What is Depression?
Anyone can feel down from time to time or experience bouts of emotional grief or sadness due to some unexpected life event. For instance, they grieve when someone dies, or feel the sadness and loss when a close relationship ends, or even lose a job.
All these feelings are normal and are part of the ups-and-downs of life. But clinical depression is more than just the blues, more than the expected grief after any loss, and most certainly more than a bad couple of days.
Depression is a deep and dark state, a black hole that may seem impossible to emerge from, and a serious medical condition involving a delicate balance of brain chemicals. Unlike a bad mood that you can simply snap out of, depression can severely disrupt the ability to function properly and can extend through every aspect of your life with serious consequences.
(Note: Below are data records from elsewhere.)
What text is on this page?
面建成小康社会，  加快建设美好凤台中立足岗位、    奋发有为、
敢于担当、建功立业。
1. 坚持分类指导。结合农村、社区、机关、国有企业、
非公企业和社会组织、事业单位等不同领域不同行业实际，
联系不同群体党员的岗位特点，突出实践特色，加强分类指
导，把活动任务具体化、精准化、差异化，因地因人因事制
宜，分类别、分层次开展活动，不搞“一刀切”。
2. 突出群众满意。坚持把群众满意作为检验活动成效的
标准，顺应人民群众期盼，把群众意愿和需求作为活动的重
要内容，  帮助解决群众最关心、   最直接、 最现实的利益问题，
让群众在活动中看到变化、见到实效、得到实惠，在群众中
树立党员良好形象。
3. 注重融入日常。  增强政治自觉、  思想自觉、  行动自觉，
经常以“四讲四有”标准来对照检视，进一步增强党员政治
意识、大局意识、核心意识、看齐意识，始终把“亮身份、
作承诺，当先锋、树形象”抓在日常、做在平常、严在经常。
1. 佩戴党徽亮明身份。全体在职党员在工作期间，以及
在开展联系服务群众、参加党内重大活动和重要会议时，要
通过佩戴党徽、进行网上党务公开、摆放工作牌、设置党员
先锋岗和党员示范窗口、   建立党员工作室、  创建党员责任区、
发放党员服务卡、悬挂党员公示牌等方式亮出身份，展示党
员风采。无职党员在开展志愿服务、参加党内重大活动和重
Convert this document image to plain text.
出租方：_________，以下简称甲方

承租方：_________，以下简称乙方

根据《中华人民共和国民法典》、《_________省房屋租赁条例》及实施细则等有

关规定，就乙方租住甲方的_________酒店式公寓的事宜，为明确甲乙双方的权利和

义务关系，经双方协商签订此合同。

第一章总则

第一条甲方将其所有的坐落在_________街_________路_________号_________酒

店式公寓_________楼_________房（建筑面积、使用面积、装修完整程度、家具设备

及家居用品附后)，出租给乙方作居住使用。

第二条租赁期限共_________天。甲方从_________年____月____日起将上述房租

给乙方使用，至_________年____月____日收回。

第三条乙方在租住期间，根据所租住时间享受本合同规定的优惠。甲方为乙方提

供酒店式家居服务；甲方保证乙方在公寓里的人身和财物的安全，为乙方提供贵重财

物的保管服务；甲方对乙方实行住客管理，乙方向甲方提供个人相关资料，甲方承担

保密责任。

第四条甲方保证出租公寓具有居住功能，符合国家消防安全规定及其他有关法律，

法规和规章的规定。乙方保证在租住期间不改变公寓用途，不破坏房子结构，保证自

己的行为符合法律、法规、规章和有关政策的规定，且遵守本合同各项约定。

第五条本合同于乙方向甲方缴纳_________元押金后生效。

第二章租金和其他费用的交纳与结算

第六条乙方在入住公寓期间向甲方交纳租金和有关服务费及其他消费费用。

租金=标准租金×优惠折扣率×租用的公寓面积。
Signs of depression may include feeling somewhat flat, tired and unmotivated. As it progresses a person with depression may no longer want to participate in social activities or hobbies that they once enjoyed.
Eventually individuals with depression may even lose the drive to work altogether, their relationships become strained and they push people away and become unreachable, and the will to live a happy, productive life slowly fades.
Although the future for someone suffering with depression may look bleak, there is a light at the end of the tunnel – depression is treatable and those suffering can live a happy, normal life.
Who Suffers from Depression? Is there a Cure?
Depression can affect anyone, although it tends to affect twice as many women as men and typical age of onset is 25. Sadly, it is becoming more prevalent and the age of onset is decreasing over the years.
As a result childhood depression, adolescent depression and suicide rates are on the increase. The fortunate news is that if treated, depression can be managed successfully and happiness need not be an unreachable illusion.